Follia predominante, paranoia, parole che schizzano via, s’infrangono contro la gioia e il dolore dell’esistere, un passo, un altro passo, disperso nell’universo, disperso in questo bosco, rifugio, mondo che conosco, torno in simbiosi con me stesso, le mie braccia, rami che si allungano a cercar di raggiungere l’azzurro, i miei timori, che nascosti tra radici sotterranee, scivolano giù, nella parte più profonda di me, discesa veloce tra il cielo e la terra, e poi, molteplici strade sterrate che si allungano verso destinazioni a me ignote, complessità nella complessità, quello che è stato, quello che sarà, un cerbiatto che esce improvvisamente dal sottobosco, mi vede, sente il mio odore, resta immobile, mi guarda, resto immobile, lo guardo, la sua zampa anteriore destra lievemente alzata, il mio piede destro, passo non steso, attimo lungo intere esistenze, nessun movimento lui, nessun movimento io.

L’osservo, in silenzio, enigma universale, incontri casuali, vortice di cellule, follia predominante, paranoia, atomi che schizzano via, s’infrangono contro la gioia, il dolore, l’angoscia, la disperazione dell’esistere, pazzia che mi avvolge, fuggo nel sottobosco, le zampe a graffiarsi tra i rovi, balzi, passi, poi ancora balzi, vago senza meta, soffio di vento a spingermi chissà dove, le cose non hanno più nome, percezione disconnessa, stato confusionale, quel che deve ancora avvenire, quel che è stato, mi fermo, pericolo lontano, il cuore torna lentamente a tranquillizzarsi, sguardo che esplora ovunque, tranquillità che lentamente torna a regnare dentro me, abbasso il collo, bevo un po’ d’acqua da una pozzanghera, residuo delle piogge cadute nei giorni passati, e poi, vago senza meta, soffio di vento a spingermi chissà dove.

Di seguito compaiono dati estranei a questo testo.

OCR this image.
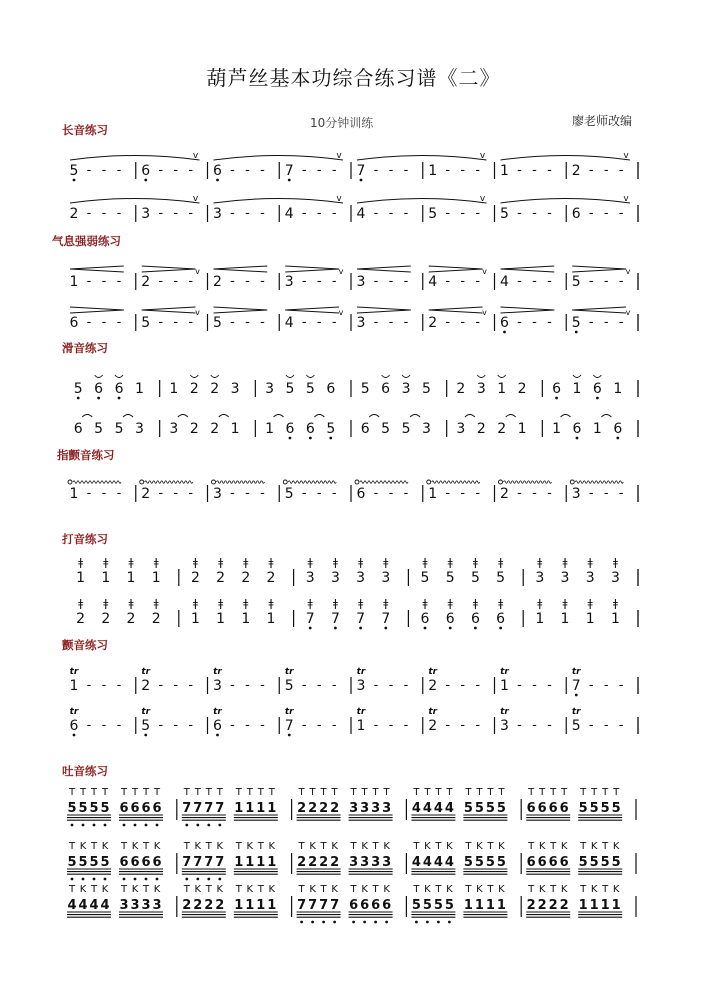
葫芦丝基本功综合练习谱《二》
10分钟训练	廖老师改编
长音练习
气息强弱练习
滑音练习
指颤音练习
打音练习
颤音练习
吐音练习
5 - - - 6 - - -
v
6 - - - 7 - - -
v
7 - - - 1 - - -
v
1 - - - 2 - - -
v
2 - - - 3 - - -
v
3 - - - 4 - - -
v
4 - - - 5 - - -
v
5 - - - 6 - - -
v
1 - - - 2 - - -
v
2 - - - 3 - - -
v
3 - - - 4 - - -
v
4 - - - 5 - - -
v
6 - - - 5 - - -
v
5 - - - 4 - - -
v
3 - - - 2 - - -
v
6 - - - 5 - - -
v
5 6 6 1 1 2 2 3 3 5 5 6 5 6 3 5 2 3 1 2 6 1 6 1
6 5 5 3 3 2 2 1 1 6 6 5 6 5 5 3 3 2 2 1 1 6 1 6
1 - - - 2 - - - 3 - - - 5 - - - 6 - - - 1 - - - 2 - - - 3 - - -
1
ǂ
1
ǂ
1
ǂ
1
ǂ
2
ǂ
2
ǂ
2
ǂ
2
ǂ
3
ǂ
3
ǂ
3
ǂ
3
ǂ
5
ǂ
5
ǂ
5
ǂ
5
ǂ
3
ǂ
3
ǂ
3
ǂ
3
ǂ
2
ǂ
2
ǂ
2
ǂ
2
ǂ
1
ǂ
1
ǂ
1
ǂ
1
ǂ
7
ǂ
7
ǂ
7
ǂ
7
ǂ
6
ǂ
6
ǂ
6
ǂ
6
ǂ
1
ǂ
1
ǂ
1
ǂ
1
ǂ
1 - - -
tr
2 - - -
tr
3 - - -
tr
5 - - -
tr
3 - - -
tr
2 - - -
tr
1 - - -
tr
7 - - -
tr
6 - - -
tr
5 - - -
tr
6 - - -
tr
7 - - -
tr
1 - - -
tr
2 - - -
tr
3 - - -
tr
5 - - -
tr
T
5
T
5
T
5
T
5
T
6
T
6
T
6
T
6
T
7
T
7
T
7
T
7
T
1
T
1
T
1
T
1
T
2
T
2
T
2
T
2
T
3
T
3
T
3
T
3
T
4
T
4
T
4
T
4
T
5
T
5
T
5
T
5
T
6
T
6
T
6
T
6
T
5
T
5
T
5
T
5
T
5
K
5
T
5
K
5
T
6
K
6
T
6
K
6
T
7
K
7
T
7
K
7
T
1
K
1
T
1
K
1
T
2
K
2
T
2
K
2
T
3
K
3
T
3
K
3
T
4
K
4
T
4
K
4
T
5
K
5
T
5
K
5
T
6
K
6
T
6
K
6
T
5
K
5
T
5
K
5
T
4
K
4
T
4
K
4
T
3
K
3
T
3
K
3
T
2
K
2
T
2
K
2
T
1
K
1
T
1
K
1
T
7
K
7
T
7
K
7
T
6
K
6
T
6
K
6
T
5
K
5
T
5
K
5
T
1
K
1
T
1
K
1
T
2
K
2
T
2
K
2
T
1
K
1
T
1
K
1
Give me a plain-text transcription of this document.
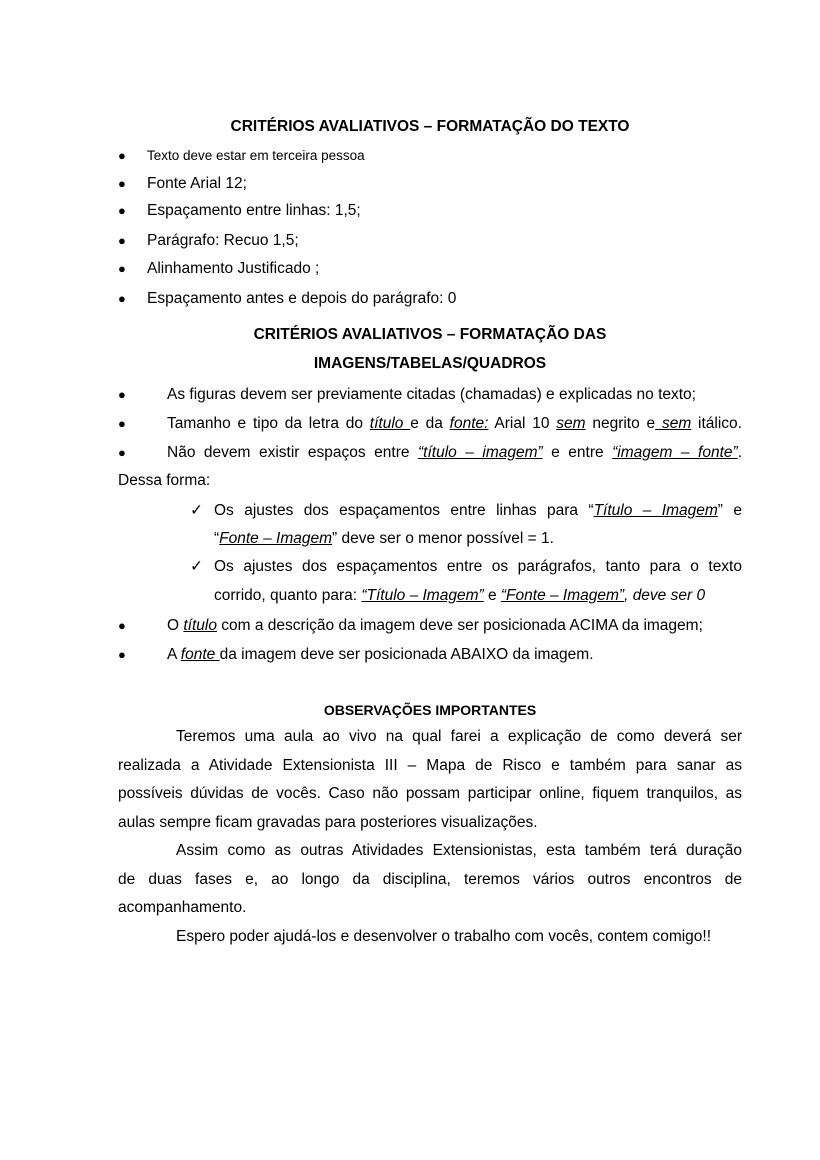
CRITÉRIOS AVALIATIVOS – FORMATAÇÃO DO TEXTO
● Texto deve estar em terceira pessoa
● Fonte Arial 12;
● Espaçamento entre linhas: 1,5;
● Parágrafo: Recuo 1,5;
● Alinhamento Justificado ;
● Espaçamento antes e depois do parágrafo: 0
CRITÉRIOS AVALIATIVOS – FORMATAÇÃO DAS
IMAGENS/TABELAS/QUADROS
●	As figuras devem ser previamente citadas (chamadas) e explicadas no texto;
●	Tamanho e tipo da letra do título e da fonte: Arial 10 sem negrito e sem itálico.
●	Não devem existir espaços entre “título – imagem” e entre “imagem – fonte”.
Dessa forma:
✓ Os ajustes dos espaçamentos entre linhas para “Título – Imagem” e
“Fonte – Imagem” deve ser o menor possível = 1.
✓ Os ajustes dos espaçamentos entre os parágrafos, tanto para o texto
corrido, quanto para: “Título – Imagem” e “Fonte – Imagem”, deve ser 0
●	O título com a descrição da imagem deve ser posicionada ACIMA da imagem;
●	A fonte da imagem deve ser posicionada ABAIXO da imagem.
OBSERVAÇÕES IMPORTANTES
Teremos uma aula ao vivo na qual farei a explicação de como deverá ser
realizada a Atividade Extensionista III – Mapa de Risco e também para sanar as
possíveis dúvidas de vocês. Caso não possam participar online, fiquem tranquilos, as
aulas sempre ficam gravadas para posteriores visualizações.
Assim como as outras Atividades Extensionistas, esta também terá duração
de duas fases e, ao longo da disciplina, teremos vários outros encontros de
acompanhamento.
Espero poder ajudá-los e desenvolver o trabalho com vocês, contem comigo!!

Follia predominante, confusione mentale, paranoia, parole, atomi che schizzano via, che s’infrangono contro i muri del tempo, mattone dopo mattone, angoscia dopo angoscia, li abbattono, il dolore dell’esistere che si riduce, si frantuma, colpo dopo colpo, e poi, chiudo le palpebre, le apro, sono di nuovo in me, cose che ritrovano il nome a loro assegnato, sbarre di una prigione mentale immensa che tornano a circondarmi, invisibili agli occhi, determinano fin dove posso arrivare, il punto oltre il quale non posso andare, mentre nello stesso istante, poco distante da me, un cerbiatto vaga senza meta, un soffio di vento a spingerlo, a spingermi, chissà dove.